Similarly, bad data (either erroneous from the start, or somehow entered in a way that ruins it) going into a database taints the entire thing. Data usually isn’t discrete in most databases. One piece of bad information, linked to other information, begins to pollute the whole thing. Just like one contaminated ingredient poisons an entire dish. Once used, this data results in misinformation, choices based on bad input and all kinds of other chaos, just as the bad food makes the diners ill.
Like a restaurant trying to solve contaminated food issues, we have to look at the point where this contamination happens, and decide what to do about it. As said before, we have three choices.
The first choice is to simply ignore the problem. A restaurant can theoretically continue to serve tainted food, and simply have medication readily available to treat the illnesses that result.
We can ignore the bad data, and simply put into place a lot of protocols to handle the turmoil that results from it. Essentially, this is permanent damage control.
There’s probably no need to explain at length why this is a terrible idea. It doesn’t really stop any of the actual damage, it simply repairs as much of said damage as possible. It’s a huge drain on resources (financially and in man-hours), and there will come a point when nobody involved will want anything to do with the data coming out of this database.
Who continues to eat at a restaurant that’s consistently sent them to the hospital?
Find and Fix
The second choice for a restaurant is to create a position in the kitchen whose sole responsibility is to both oversee every food preparation done, and test every ingredient before it’s allowed to be used. Of course, service would be slow and a kitchen with an optimized system of doing things would grind to a halt.

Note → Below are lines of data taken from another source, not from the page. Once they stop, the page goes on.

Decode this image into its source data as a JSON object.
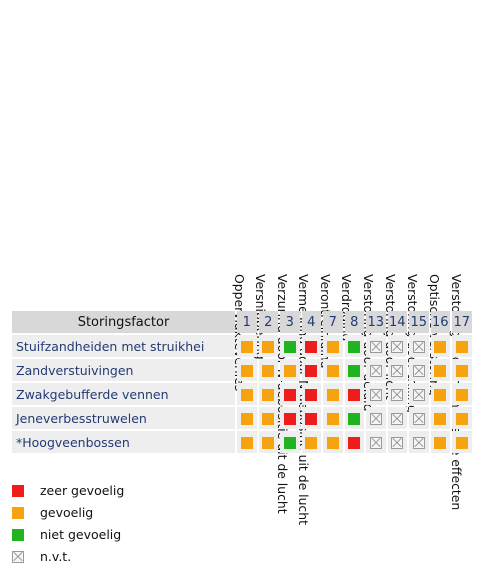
{
  "columns": [
    {
      "num": "1",
      "label": "Oppervlakteverlies"
    },
    {
      "num": "2",
      "label": "Versnippering"
    },
    {
      "num": "3",
      "label": "Verzuring door N-depositie uit de lucht"
    },
    {
      "num": "4",
      "label": "Vermesting door N-depositie uit de lucht"
    },
    {
      "num": "7",
      "label": "Verontreiniging"
    },
    {
      "num": "8",
      "label": "Verdroging"
    },
    {
      "num": "13",
      "label": "Verstoring door geluid"
    },
    {
      "num": "14",
      "label": "Verstoring door licht"
    },
    {
      "num": "15",
      "label": "Verstoring door trilling"
    },
    {
      "num": "16",
      "label": "Optische verstoring"
    },
    {
      "num": "17",
      "label": "Verstoring door mechanische effecten"
    }
  ],
  "header_factor": "Storingsfactor",
  "rows": [
    {
      "name": "Stuifzandheiden met struikhei",
      "cells": [
        "gev",
        "gev",
        "niet",
        "zeer",
        "gev",
        "niet",
        "nvt",
        "nvt",
        "nvt",
        "gev",
        "gev"
      ]
    },
    {
      "name": "Zandverstuivingen",
      "cells": [
        "gev",
        "gev",
        "gev",
        "zeer",
        "gev",
        "niet",
        "nvt",
        "nvt",
        "nvt",
        "gev",
        "gev"
      ]
    },
    {
      "name": "Zwakgebufferde vennen",
      "cells": [
        "gev",
        "gev",
        "zeer",
        "zeer",
        "gev",
        "zeer",
        "nvt",
        "nvt",
        "nvt",
        "gev",
        "gev"
      ]
    },
    {
      "name": "Jeneverbesstruwelen",
      "cells": [
        "gev",
        "gev",
        "zeer",
        "zeer",
        "gev",
        "niet",
        "nvt",
        "nvt",
        "nvt",
        "gev",
        "gev"
      ]
    },
    {
      "name": "*Hoogveenbossen",
      "cells": [
        "gev",
        "gev",
        "niet",
        "gev",
        "gev",
        "zeer",
        "nvt",
        "nvt",
        "nvt",
        "gev",
        "gev"
      ]
    }
  ],
  "legend": [
    {
      "key": "zeer",
      "label": "zeer gevoelig",
      "color": "#ee1d1d"
    },
    {
      "key": "gev",
      "label": "gevoelig",
      "color": "#f7a30f"
    },
    {
      "key": "niet",
      "label": "niet gevoelig",
      "color": "#22b41f"
    },
    {
      "key": "nvt",
      "label": "n.v.t.",
      "icon": "not-applicable-box-icon"
    }
  ]
}
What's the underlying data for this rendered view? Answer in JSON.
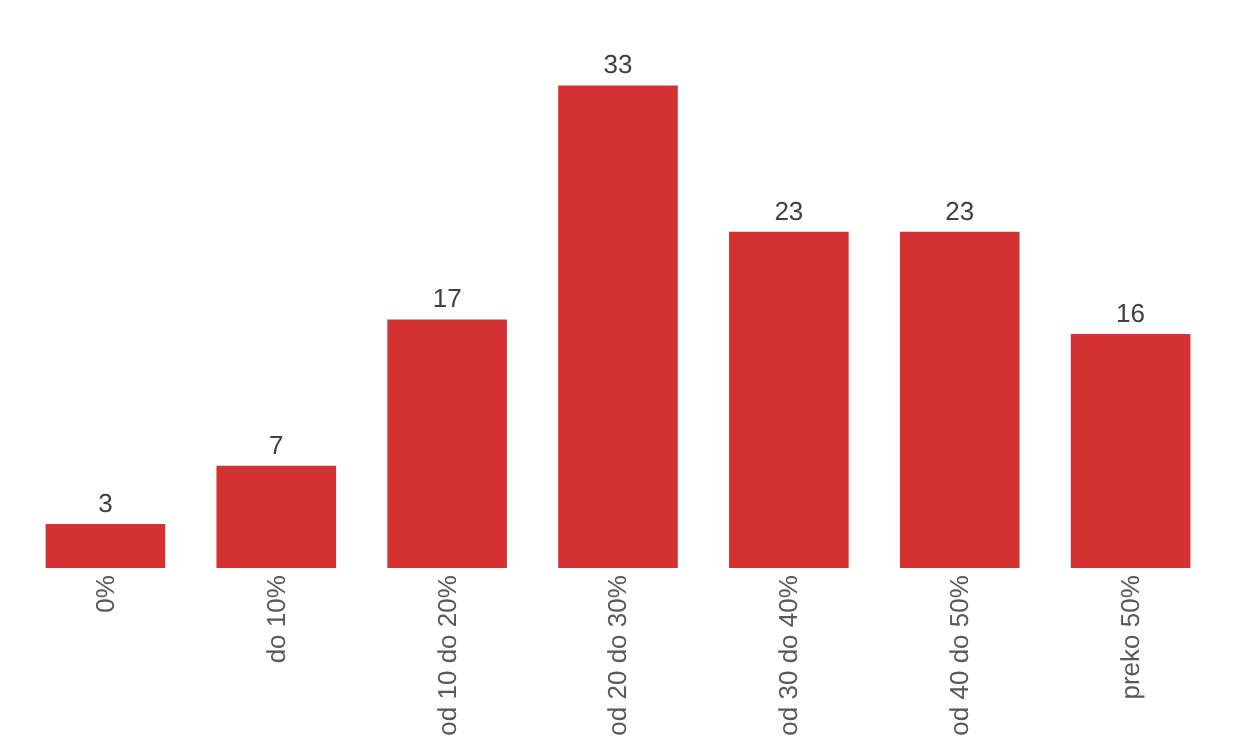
{
  "chart_data": {
    "type": "bar",
    "categories": [
      "0%",
      "do 10%",
      "od 10 do 20%",
      "od 20 do 30%",
      "od 30 do 40%",
      "od 40 do 50%",
      "preko 50%"
    ],
    "values": [
      3,
      7,
      17,
      33,
      23,
      23,
      16
    ],
    "color": "#d43132",
    "data_labels": true,
    "legend": false,
    "tick_labels": "x"
  }
}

With our database, we can task some personnel with looking over every entry made to a database, and correct them as the errors arise. This is all too commonly the more popular approach.

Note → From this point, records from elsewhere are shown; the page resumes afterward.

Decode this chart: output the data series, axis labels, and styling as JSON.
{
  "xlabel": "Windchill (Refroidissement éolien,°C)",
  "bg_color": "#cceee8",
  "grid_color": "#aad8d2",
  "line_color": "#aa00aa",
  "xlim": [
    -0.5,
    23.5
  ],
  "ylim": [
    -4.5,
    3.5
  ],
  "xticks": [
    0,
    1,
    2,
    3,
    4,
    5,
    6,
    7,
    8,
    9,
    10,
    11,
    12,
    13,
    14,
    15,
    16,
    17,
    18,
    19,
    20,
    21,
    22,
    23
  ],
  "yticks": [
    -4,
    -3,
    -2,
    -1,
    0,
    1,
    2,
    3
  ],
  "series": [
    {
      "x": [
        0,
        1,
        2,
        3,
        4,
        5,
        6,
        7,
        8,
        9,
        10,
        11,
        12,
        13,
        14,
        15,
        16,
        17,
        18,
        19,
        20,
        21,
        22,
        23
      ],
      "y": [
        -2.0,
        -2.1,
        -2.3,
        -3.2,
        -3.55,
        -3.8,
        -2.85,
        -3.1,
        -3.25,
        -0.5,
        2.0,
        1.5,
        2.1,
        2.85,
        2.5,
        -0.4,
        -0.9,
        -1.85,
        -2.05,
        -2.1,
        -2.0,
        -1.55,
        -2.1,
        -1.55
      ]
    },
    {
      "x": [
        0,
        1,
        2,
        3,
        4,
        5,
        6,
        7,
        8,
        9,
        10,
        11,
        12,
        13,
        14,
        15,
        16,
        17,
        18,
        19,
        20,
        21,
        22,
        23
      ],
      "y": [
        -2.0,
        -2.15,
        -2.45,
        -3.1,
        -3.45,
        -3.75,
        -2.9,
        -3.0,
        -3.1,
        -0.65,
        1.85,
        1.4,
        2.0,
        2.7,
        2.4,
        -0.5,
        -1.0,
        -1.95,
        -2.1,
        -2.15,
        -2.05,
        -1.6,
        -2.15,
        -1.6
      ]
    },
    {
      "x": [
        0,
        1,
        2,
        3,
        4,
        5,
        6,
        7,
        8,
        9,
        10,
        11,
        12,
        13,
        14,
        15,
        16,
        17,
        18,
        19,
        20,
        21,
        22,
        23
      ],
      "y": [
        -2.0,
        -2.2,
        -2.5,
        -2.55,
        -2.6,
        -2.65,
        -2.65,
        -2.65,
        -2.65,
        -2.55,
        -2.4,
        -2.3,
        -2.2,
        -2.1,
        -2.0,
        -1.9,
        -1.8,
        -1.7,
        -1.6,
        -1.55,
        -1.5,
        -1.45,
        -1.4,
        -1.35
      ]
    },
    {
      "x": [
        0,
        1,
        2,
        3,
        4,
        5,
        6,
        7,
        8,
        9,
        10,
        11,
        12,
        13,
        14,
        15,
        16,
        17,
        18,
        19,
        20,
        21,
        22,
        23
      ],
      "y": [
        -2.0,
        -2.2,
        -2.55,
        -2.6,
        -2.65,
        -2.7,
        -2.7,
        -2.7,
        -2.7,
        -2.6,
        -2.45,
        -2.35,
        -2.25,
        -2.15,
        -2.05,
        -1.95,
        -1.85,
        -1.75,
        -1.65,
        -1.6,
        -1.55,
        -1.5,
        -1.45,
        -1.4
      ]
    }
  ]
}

For short-term damage control, this isn’t a bad approach, but it should really only be done while the third option is fully explored and realized. While some automation can be put into place to spot and correct bad data as it comes through, this has its own problems.
Algorithms love false positives, and have no sense of context when making corrections. As a result, these automata are really more like trying to fix the kitchen by hiring a blind cook with no taste buds.
Prevention at the Source
The best choice for a restaurant is to shut down operation for as brief a time as possible, and look at the ingredients over a period of time as well as the cooking and sanitary practices being used. This will unveil whence the contamination originates. Knowing the root of the problem, new sources of ingredients and new kitchen practices may be put in place to stop the problem at its root.
When fixing our database’s increasing contamination, we do the same basic thing. We look at where the data’s coming from and how it’s being entered (both the data entry personnel and the data entry tools and forms used).
Don’t be discouraged
With close inspection, we’ll usually find one of four problems. First, the data source may be providing outright bad data to begin with. This itself could be caused by a plethora of potential problems on the source’s end including but not limited to human error.
Second, the data entry personnel (if the data is being entered in such a way) may be poorly-trained, simply unfit for the job or outright careless.
Third, the data entry software may have a few different problems such as bad form designs and so on.
Finally, in cases where the data is generated and entered automatically, it may be the web or other software handling it. Configuration or outright programming errors could be the culprit.
None of these, when you really look at them, are all that difficult to fix, just as a restaurant can address the analogous problems with relative ease.
Thus, while database pollution is inevitable, it’s not only possible to reduce and somewhat eliminate this issue – it’s not even that difficult when you get down to it.